Лояльность и патриотизм должны основываться на критическом чувстве факта и том соображении, что, как жители этой сжимающейся и истощающейся планеты, американцы в долгу перед своими соседями и перед остальным человечеством. Некритическая солидарность с политикой текущего момента, особенно если она столь непомерно затратна, не может быть правилом.
«Буря в пустыне» была в конечном счете имперской войной против иракского народа, попыткой сломить и убить их как часть попытки сломить и убить Саддама Хусейна. Тем не менее этот анахронистический и исключительно кровавый аспект по большей части не попадал на американское телевидение — в результате вся история более напоминала игры на компьютерной приставке «Нинтендо», где нет ни боли, ни страданий, а американцы предстают как доблестные воины без страха и упрека. Это могло иметь значение даже для американцев, которые в обычной ситуации не интересуются историей и не знают, что Багдад в последний раз был разрушен монголами в 1258 году, хотя англичане дали нам и более свежие прецеденты жестокого обращения с арабами.

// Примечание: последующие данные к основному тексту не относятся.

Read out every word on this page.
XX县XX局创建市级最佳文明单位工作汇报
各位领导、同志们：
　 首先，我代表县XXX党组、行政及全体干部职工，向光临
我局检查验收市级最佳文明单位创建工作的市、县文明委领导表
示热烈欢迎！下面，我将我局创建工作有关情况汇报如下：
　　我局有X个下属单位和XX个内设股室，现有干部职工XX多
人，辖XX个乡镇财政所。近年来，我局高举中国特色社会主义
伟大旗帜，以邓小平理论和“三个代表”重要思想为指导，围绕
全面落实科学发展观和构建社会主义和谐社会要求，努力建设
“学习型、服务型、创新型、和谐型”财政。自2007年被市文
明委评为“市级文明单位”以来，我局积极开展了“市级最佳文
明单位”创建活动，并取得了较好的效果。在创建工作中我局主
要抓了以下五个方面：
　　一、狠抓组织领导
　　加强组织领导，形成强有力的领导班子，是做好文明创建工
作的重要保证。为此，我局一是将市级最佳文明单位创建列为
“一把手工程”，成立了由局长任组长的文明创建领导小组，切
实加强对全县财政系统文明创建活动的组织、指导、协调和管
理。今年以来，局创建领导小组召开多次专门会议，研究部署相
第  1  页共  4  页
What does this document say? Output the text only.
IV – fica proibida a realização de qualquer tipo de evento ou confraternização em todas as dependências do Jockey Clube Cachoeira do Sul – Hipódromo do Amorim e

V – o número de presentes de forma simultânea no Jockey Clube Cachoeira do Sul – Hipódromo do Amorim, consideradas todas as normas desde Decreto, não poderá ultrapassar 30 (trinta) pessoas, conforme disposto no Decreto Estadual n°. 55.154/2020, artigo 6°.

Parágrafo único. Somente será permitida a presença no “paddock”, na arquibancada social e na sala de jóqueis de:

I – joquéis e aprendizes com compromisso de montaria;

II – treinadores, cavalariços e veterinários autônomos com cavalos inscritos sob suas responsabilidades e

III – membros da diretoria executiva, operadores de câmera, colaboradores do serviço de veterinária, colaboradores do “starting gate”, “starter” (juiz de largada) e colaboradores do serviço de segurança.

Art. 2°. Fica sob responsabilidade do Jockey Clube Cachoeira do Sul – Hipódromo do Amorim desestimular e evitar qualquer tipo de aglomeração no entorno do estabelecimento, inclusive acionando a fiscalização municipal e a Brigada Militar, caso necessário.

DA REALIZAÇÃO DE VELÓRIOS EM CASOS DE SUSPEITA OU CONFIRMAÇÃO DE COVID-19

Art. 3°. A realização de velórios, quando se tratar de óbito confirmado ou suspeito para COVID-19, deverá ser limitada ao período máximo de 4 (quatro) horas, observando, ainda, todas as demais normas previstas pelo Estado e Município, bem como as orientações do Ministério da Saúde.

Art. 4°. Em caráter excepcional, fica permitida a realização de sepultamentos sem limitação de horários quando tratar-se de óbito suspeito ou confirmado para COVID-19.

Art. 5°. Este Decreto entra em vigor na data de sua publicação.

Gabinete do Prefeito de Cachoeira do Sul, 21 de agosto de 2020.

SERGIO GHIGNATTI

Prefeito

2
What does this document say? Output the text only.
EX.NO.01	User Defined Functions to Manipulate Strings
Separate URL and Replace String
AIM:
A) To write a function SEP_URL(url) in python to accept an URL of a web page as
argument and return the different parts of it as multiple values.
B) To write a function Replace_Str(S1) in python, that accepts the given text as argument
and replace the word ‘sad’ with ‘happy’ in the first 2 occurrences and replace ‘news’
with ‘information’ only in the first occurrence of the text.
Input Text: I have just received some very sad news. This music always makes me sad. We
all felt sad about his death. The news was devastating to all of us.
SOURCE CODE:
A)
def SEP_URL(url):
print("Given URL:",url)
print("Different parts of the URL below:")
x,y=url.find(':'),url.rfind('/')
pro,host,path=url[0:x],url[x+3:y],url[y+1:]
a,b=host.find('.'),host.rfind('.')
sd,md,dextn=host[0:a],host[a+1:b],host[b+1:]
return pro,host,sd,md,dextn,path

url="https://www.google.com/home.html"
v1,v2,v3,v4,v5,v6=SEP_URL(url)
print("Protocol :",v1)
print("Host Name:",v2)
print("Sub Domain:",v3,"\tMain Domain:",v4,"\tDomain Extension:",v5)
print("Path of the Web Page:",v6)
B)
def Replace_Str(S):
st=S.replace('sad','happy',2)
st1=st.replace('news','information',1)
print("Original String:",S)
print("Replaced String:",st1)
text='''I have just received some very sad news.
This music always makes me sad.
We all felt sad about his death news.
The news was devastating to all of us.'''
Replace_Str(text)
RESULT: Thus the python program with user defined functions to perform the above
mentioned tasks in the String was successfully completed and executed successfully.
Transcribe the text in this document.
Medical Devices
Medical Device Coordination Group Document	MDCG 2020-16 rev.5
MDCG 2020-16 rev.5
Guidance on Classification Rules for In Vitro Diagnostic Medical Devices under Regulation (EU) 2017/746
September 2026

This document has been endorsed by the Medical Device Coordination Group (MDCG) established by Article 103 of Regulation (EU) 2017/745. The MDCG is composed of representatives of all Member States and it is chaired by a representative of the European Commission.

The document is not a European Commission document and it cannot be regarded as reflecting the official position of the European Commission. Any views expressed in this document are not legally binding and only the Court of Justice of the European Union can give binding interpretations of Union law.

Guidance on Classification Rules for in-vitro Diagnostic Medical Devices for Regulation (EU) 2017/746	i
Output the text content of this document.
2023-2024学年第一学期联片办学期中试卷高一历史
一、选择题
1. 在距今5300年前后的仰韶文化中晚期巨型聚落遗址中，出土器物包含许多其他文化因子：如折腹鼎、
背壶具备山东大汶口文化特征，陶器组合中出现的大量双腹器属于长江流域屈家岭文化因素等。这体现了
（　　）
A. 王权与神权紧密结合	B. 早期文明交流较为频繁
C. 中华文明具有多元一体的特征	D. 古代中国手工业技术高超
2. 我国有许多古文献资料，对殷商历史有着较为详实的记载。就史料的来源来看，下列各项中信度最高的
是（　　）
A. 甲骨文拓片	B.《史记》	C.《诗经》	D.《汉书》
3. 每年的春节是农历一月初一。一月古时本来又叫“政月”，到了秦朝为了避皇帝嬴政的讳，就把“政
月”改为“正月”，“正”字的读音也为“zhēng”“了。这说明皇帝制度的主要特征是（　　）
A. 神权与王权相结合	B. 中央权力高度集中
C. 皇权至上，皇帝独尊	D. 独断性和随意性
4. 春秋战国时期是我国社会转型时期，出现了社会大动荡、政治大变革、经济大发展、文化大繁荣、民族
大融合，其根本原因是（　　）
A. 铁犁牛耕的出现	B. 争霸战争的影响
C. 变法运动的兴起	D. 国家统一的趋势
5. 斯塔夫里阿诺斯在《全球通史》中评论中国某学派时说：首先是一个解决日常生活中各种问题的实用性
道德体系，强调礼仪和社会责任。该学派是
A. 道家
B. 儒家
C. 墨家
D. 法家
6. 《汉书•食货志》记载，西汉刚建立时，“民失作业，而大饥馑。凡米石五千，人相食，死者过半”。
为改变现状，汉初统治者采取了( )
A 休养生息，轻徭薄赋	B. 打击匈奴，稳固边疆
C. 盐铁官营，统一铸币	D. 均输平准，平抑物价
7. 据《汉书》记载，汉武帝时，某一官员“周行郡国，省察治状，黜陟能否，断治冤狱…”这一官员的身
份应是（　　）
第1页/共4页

Отсутствие сколько-нибудь значительного внутреннего средства сдерживания в этом экстраординарном примере невообразимого коллективного насилия, развязанного США против отдаленного небелого врага, становится еще заметнее, когда мы читаем в докладе Кирнана, почему американские интеллектуалы, за исключением отдельных индивидов и групп, слишком немногочисленных, «чтобы придать ей [критике] практический вес», оказались столь некритичны в отношении действий своей страны в 1970-е годы. Кирнан признает, что «давняя гордость страны за себя как по сути за новую цивилизацию» была реальной, но также что «демагоги извратили ее» — это тоже реальность. Была опасность, что чувство гордости за себя становится слишком уж похожим на Kultur Бисмарка, «когда „культура" окостеневает в виде технологического „ноу-хау"». Кроме того, «подобно прежнему чувству превосходства у англичан, это чувство у американцев поддерживалось за счет высокой степени изоляции и невежества относительно всего остального мира». И, наконец:
эта удаленность помогла в последнее время привить
американской интеллигенции аналогичную удален-
ность от жизни, или исторической реальности. Диссидентам не так-то легко было сломать барьер. Была определенная поверхностность, неспособность существенно поднять уровень журналистики в протестной литературе межвоенных лет... Не хватало глубины воображения или резонанса, который мог бы возникнуть только в отзывчивой среде ... Начиная с Мировой войны и далее интеллектуалов все более вовлекали в общественную деятельность, чьим конечным двигателем был военно-промышленный комплекс. Они принимали участие в стратегическом планировании и развитии оборонной науки и противодействии беспорядкам, их льстиво приглашали в Белый дом, их чествовали президенты в зависимости от степени лояльности. На всем протяжении холодной войны ученые, занимавшиеся Латинской Америкой, разрабатывали идеологию «добрососедства», гармонизации интересов США и остального мира. Хомский имел все основания говорить о «крайней необходимости» противодействовать «влиянию поколения индоктрина-ции, давней истории самообольщения и самоуправства, которые уродуют нашу интеллектуальную историю».